Cette partie prend la forme d'un tour du monde, sur les lieux de la production ou de la consommation de contenus.

Première étape, la Chine, représente le rêve des producteurs de contenus américains. Et aussi leur cauchemar : malgré des sommes colossales investies, les entreprises de pénétration de ce marché ont échoué, soit face au mur de la censure, soit face à des changements brutaux de législations, avec à l'occasion leur expropriation pure et simple. Au point qu'en l'état, ils semblent contraints soit à financer des entreprises dirigées de fait par des Chinois, soit à passer par l'immense petite porte d'un marché pirate florissant (on apprend ainsi que, sans grande surprise, copies légitimes et pirates des CD, DVD et jeux vidéo sont très probablement produits par les mêmes usines). Par ailleurs, la créativité semble se concentrer à Hong-Kong où à Taïwan, là où pèse moins la censure.

Suivent l'Inde (Bollywood), le Japon (mangas), l'aire est-asiatique (J-Pop, K-Pop, Canto-Pop, dramas), l'Amérique latine (telenovelas), le Moyen-Orient (Al-Jeezira et Rotana) et enfin l'Europe et sa culture anti-mainstream. Si les aires géographiques et les produits sont différents, ce parcours s'articule selon deux axes, celui de la tension entre marché local et marché mondial, et celui, lié, de la guerre des valeurs.

Marché local et marché mondial

Les productions culturelles examinées par Martel ont en commun de procéder souvent assez fortement d'une culture locale, qu'il s'agisse des films indiens ou des mangas japonais. Malgré des stratégies délibérées d'hybridation (groupes polyglottes chantant en japonais, coréen ou chinois selon le marché visé), ces produits peinent à trouver de larges parts de marché hors de leur zone d'origine. De manière très éclairante, ces difficultés d'exportation révèlent l'existence d'hétérogénéité dans des zones qu'on penserait culturellement homogènes, comme une Asie du Sud-Est toujours ambivalente dans ses relations avec le Japon, ou une Amérique Latine, avec le Brésil lusophone comme isolat et où les séries doivent faire l'objet de doublages entre dialectes de l'espagnol. Résultat, seuls s'exportent massivement les biens les moins marqués culturellement, suivant en fait le même processus perte d'identité qui fonde le succès des contenus américains. Au point d'ailleurs que Miami, ville américaine, fait figure de capitale de la musique pop d'Amérique du Sud, car seule à offrir à la fois un environnement légal et commercial stable, et à réunir des communautés des différents pays.

La guerre des valeurs

Cet autre axe, qui conduit à la conclusion de l'ouvrage, décrit la manière dont les conflits de valeurs s'invitent dans le commerce des contenus, mettant en scène, selon Martel, une bataille mondiale du soft power, celui des représentations. En fait, plus qu'une guerre globale, il me semble mettre en évidence les contradictions au sein même des aires culturelles. Ainsi, si Al-Jeezira est devenue sans doute la chaîne la plus regardée du monde arabe, elle a atteint cette position en prenant à rebrousse-poil tantôt les nationalistes panarabes, tantôt les fondamentalistes musulmans. Dans le même ordre d'idées, Rotana, bouquet détenu par le prince saoudien Al-Waleed et dont l'objectif avoué est de promouvoir les valeurs de l'Islam, a fait son succès sur des clips montrant des danseuses légèrement vêtues (tournés à Beyrouth) et des séries tournées au Caire, avec là aussi plus de liberté que dans les pays du Golfe. De fait, montre Martel, les attitudes de consommation sont à l'avenant : on trouve, dans les mêmes quartiers, des villipendeurs du vice de l'Occident et un large accès à tous les produits culturels de celui-ci, du dernier blockbuster au film pornographique.

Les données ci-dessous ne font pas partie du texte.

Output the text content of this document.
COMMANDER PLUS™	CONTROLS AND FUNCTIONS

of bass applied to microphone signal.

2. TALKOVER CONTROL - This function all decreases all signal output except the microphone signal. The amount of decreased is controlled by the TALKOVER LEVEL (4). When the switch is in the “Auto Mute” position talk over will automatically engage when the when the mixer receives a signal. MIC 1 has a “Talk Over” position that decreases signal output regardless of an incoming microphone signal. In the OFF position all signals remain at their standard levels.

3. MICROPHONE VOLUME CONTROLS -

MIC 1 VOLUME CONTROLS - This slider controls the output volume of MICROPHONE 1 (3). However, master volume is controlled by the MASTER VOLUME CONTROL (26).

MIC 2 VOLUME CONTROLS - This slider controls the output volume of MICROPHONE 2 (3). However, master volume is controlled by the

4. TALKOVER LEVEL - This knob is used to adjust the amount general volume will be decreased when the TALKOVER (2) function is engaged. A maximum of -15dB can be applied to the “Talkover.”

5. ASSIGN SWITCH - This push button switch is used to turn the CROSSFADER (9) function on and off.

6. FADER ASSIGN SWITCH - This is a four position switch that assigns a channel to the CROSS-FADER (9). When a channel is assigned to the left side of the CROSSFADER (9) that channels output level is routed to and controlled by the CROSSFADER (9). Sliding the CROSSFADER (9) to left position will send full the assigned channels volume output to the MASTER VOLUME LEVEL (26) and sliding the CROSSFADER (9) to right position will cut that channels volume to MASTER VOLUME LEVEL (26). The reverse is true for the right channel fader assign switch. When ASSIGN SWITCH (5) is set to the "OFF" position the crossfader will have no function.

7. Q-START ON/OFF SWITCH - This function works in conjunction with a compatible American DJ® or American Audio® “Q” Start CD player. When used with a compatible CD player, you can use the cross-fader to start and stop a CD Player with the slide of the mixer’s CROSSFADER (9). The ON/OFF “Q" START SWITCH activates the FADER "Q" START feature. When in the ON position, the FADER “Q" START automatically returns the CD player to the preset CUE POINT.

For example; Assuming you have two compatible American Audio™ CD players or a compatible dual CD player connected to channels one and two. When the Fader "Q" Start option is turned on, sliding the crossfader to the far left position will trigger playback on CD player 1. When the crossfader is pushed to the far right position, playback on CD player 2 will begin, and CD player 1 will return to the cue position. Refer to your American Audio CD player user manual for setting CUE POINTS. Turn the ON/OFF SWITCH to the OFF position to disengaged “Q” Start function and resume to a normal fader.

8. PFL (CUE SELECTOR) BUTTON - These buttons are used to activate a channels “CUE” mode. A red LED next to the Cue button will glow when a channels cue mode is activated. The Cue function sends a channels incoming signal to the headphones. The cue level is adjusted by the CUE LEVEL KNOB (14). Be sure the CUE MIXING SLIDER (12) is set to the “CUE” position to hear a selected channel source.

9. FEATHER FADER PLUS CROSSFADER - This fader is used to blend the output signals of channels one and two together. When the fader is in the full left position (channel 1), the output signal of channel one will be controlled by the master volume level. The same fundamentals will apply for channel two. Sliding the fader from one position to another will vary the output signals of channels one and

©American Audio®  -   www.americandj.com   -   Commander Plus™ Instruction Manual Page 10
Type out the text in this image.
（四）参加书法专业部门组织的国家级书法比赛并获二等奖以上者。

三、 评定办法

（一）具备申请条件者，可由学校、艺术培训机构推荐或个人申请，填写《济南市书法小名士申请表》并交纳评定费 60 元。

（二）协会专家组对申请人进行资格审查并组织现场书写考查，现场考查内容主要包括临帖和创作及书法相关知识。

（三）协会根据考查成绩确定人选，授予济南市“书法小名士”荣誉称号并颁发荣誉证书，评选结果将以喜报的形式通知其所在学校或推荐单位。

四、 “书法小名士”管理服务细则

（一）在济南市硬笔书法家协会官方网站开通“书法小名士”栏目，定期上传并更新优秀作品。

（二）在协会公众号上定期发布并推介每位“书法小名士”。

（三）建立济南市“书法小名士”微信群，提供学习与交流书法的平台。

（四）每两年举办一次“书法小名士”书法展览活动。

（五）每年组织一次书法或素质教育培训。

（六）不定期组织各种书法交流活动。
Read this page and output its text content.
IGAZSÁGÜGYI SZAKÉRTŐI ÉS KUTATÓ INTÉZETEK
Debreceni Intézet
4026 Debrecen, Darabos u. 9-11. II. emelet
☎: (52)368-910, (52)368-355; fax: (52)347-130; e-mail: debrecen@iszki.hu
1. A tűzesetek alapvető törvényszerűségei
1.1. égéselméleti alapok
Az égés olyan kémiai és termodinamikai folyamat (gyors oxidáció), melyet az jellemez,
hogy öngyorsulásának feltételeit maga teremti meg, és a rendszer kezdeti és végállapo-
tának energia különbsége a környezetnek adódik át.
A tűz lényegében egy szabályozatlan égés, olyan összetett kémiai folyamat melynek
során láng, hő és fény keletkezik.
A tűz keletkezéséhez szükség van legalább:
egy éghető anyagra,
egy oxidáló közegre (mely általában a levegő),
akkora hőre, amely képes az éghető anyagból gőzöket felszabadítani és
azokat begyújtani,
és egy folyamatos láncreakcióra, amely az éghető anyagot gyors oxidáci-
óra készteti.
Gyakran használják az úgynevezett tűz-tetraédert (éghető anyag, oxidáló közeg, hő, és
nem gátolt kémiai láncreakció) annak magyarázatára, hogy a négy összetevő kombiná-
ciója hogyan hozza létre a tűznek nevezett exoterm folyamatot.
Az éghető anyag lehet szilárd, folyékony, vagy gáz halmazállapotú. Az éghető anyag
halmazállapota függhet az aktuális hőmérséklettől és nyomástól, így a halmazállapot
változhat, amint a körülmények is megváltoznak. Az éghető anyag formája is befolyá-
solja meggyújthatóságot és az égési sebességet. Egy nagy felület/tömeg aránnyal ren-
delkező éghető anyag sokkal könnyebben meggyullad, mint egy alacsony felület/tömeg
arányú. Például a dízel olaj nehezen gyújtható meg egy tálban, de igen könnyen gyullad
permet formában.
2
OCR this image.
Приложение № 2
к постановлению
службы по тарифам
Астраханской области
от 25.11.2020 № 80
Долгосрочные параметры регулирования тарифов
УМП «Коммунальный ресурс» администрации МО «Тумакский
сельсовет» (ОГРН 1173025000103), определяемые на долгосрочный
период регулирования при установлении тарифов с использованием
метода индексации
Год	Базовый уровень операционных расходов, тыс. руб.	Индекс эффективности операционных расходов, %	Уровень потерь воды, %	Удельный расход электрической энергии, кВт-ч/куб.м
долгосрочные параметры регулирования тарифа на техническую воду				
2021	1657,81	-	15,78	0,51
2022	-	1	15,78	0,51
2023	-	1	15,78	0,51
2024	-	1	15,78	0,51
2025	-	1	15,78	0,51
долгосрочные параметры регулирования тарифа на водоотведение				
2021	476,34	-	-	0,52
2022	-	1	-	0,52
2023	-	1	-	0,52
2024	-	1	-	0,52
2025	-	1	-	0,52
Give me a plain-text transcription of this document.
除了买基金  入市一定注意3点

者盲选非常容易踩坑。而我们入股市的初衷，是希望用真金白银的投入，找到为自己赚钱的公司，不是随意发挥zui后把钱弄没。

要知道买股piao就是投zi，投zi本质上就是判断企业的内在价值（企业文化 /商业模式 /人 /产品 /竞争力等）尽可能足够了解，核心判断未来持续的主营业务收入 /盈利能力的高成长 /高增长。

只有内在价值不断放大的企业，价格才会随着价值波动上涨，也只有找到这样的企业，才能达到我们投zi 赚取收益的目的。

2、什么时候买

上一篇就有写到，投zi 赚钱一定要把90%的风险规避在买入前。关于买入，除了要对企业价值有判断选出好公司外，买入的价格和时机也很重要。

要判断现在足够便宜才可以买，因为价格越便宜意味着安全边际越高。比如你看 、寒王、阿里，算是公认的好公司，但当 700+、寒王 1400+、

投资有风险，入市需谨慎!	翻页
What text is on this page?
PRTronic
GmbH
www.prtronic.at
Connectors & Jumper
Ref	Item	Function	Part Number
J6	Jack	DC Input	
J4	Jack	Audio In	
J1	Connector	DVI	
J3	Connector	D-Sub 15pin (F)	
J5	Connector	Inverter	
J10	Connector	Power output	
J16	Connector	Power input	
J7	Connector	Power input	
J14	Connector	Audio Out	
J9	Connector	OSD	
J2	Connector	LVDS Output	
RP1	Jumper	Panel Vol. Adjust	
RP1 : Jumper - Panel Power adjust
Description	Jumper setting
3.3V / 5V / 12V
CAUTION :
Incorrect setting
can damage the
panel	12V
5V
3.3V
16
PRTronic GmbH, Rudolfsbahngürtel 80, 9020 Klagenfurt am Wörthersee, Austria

Quel avenir pour la production de la culture de masse ?

La démonstration de Martel illustre si besoin était (et dans certains milieux, besoin il y a) qu'à côté de la logique de longue traîne, les médias, Internet compris, continuent de constituer les vecteurs essentiels des contenus qui tout à la fois répondent et forment les représentations des sociétés dans leur ensemble. Il montre aussi, presque à rebours de sa thèse, qu'il est difficile pour un pays ou un individu, si puissant fût-il, d'utiliser ces vecteurs pour évincer les produits de l'industrie américaine. Même une censure féroce ne permet pas à la Chine d'endiguer son marché noir intérieur, et les moyens de Rotana ne l'ont pas dispensée d'adopter les formats et les audaces en termes de mœurs des émissions américaines. De ce fait, les ambitieuses déclarations de responsables Chinois, Indiens ou Saoudiens, sur le thème « Nous sommes le prochain Hollywood » (que Martel ne reprend d'ailleurs pas à son compte) me laissent assez sceptique. En revanche, ils indiquent qu'on peut s'attendre à une diversification accrue des lieux de production de la culture de masse, chaque lieu embarquant une partie, mais une partie seulement, de sa culture d'origine.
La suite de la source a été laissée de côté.